ANALIS MARKET (06/3/2026): IHSG Diperkirakan Cenderung Bergerak Mixed
Pasardana.id - Riset harian FAC Sekuritas menyebutkan, pada perdagangan kemarin (05/03), IHSG ditutup menguat +133,47 poin (+1,76%) ke level 7.710,54.
IHSG berhasil menguat, pasca melemah 3 hari beruntun sebesar -8,18%.
Dari eksternal, Kampanye AS-Israel yang lebih luas terhadap Iran kini memasuki hari keenam, membuat pasar waspada terhadap eskalasi lebih lanjut dan potensi konflik berkepanjangan yang dapat membebani ekonomi global dan domestik.

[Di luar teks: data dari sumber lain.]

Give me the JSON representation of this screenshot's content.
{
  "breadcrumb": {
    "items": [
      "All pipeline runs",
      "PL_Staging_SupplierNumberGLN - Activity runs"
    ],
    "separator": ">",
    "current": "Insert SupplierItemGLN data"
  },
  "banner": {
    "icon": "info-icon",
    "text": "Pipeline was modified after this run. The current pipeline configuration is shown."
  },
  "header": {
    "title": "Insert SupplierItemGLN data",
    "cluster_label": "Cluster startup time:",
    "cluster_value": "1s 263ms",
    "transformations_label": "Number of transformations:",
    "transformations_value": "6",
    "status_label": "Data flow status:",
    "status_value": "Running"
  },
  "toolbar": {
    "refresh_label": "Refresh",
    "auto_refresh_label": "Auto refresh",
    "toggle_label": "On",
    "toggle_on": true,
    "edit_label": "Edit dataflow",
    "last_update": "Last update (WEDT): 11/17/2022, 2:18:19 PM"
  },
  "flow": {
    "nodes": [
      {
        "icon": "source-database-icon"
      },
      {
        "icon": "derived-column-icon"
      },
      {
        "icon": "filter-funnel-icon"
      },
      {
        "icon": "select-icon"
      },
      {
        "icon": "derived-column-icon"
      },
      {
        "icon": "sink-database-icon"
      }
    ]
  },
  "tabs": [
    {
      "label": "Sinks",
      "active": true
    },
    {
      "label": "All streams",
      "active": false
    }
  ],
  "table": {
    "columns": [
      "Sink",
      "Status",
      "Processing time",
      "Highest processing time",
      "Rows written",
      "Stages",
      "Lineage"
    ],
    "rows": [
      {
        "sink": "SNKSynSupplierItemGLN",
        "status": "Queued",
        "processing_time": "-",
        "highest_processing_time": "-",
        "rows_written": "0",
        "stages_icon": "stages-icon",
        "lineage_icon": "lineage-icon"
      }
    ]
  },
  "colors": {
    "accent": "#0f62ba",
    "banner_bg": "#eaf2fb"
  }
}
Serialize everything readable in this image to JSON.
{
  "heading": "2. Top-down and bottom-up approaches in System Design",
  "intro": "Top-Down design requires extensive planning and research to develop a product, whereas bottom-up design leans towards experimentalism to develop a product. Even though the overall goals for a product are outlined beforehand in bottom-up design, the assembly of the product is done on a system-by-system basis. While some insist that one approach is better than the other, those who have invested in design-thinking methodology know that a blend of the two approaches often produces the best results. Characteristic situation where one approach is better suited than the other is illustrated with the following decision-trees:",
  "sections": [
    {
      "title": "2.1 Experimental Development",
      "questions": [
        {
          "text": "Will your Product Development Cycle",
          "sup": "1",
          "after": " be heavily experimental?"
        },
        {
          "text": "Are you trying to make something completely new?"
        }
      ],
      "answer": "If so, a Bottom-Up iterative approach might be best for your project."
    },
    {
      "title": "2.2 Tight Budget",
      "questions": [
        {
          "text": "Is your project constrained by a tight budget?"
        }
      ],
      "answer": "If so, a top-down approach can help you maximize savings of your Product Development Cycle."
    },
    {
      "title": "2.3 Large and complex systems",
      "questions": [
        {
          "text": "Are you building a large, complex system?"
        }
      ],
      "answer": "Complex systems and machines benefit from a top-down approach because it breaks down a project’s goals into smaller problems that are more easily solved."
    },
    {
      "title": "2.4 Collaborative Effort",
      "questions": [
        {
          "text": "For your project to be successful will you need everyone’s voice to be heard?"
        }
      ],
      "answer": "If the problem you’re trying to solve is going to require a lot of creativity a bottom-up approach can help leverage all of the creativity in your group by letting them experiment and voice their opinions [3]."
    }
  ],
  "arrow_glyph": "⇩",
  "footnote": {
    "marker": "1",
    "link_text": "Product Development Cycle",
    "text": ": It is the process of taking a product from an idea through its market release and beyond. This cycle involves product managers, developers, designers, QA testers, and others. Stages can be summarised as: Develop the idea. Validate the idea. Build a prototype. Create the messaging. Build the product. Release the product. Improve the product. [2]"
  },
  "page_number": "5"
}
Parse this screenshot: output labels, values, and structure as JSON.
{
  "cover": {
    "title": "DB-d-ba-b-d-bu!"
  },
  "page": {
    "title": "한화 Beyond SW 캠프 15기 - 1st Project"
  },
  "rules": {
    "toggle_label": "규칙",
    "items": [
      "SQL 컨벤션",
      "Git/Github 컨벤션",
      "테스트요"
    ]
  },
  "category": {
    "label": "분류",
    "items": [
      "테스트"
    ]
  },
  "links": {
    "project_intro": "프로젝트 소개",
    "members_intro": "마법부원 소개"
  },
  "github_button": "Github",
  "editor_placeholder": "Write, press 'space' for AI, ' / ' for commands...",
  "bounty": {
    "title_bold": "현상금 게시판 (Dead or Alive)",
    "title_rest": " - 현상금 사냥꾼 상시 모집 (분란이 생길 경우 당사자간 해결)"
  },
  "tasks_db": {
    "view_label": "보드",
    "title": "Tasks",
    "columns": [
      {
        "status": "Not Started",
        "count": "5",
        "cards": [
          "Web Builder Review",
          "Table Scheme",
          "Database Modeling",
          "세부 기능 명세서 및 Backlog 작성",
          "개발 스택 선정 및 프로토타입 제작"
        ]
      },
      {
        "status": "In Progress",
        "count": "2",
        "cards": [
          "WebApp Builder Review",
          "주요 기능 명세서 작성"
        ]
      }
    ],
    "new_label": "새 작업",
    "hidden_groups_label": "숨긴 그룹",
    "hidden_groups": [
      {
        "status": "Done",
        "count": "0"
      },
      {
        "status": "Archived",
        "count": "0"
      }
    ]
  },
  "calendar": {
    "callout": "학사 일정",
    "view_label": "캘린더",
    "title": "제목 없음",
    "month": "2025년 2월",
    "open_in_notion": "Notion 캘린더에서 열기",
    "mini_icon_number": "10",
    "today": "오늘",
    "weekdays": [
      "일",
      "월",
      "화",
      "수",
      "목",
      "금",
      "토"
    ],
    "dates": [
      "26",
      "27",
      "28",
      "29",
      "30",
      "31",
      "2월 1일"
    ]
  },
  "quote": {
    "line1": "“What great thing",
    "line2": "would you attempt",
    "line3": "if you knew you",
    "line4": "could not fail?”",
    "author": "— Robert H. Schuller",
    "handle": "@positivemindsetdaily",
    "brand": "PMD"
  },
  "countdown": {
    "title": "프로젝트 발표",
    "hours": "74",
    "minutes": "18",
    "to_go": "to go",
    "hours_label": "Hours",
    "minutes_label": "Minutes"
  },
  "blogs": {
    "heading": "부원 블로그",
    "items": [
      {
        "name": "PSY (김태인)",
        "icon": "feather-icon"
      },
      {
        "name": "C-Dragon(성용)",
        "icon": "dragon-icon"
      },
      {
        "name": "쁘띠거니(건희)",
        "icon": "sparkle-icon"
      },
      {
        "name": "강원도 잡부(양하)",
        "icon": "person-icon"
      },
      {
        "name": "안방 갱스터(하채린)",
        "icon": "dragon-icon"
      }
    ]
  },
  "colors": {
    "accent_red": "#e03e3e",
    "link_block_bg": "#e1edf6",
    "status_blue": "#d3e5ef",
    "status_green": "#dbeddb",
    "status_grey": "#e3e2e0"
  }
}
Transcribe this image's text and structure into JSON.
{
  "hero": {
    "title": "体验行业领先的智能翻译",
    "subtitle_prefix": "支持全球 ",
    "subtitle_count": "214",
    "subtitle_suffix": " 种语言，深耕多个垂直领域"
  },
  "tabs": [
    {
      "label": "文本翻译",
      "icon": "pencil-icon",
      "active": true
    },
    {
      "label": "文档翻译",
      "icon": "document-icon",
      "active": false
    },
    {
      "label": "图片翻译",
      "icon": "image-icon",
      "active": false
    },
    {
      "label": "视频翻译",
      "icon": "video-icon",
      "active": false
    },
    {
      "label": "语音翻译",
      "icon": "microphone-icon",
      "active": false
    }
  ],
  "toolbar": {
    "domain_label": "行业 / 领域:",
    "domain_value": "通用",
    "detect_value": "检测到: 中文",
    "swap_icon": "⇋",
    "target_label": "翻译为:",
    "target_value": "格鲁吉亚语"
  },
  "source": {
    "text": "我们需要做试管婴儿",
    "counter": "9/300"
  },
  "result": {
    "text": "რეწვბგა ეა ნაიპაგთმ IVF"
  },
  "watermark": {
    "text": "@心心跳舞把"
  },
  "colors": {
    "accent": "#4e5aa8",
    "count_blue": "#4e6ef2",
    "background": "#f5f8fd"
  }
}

Kemudian, Menteri Keuangan AS mengatakan tarif global 15% yang baru diumumkan Trump kemungkinan akan berlaku pada akhir pekan
ini.
Sementara itu, Wall Street tadi malam ditutup melemah, seperti DJIA (-1,61%), S&P 500 (-0,57%), & Nasdaq (-0,26%).
Saham-saham AS melanjutkan penurunan pada hari Kamis karena konflik yang meningkat di Iran mendorong harga minyak mentah di atas $80 per barel dan memicu kekhawatiran luas akan perlambatan ekonomi global dan inflasi yang kembali meningkat.
Saham-saham keuangan besar juga menghadapi tekanan jual yang signifikan dengan Goldman Sachs turun -3,7% dan Morgan Stanley turun -3% di tengah lingkungan
imbal hasil yang bergejolak.
"Menyikapi beragam kondisi tersebut diatas, pada perdagangan hari ini, IHSG diperkirakan cenderung bergerak mixed. Investor terus mencermati perkembangan geopolitik Timur
Tengah dan kondisi fiskal Indonesia," sebut analis FAC Sekuritas dalam riset Jumat (06/3).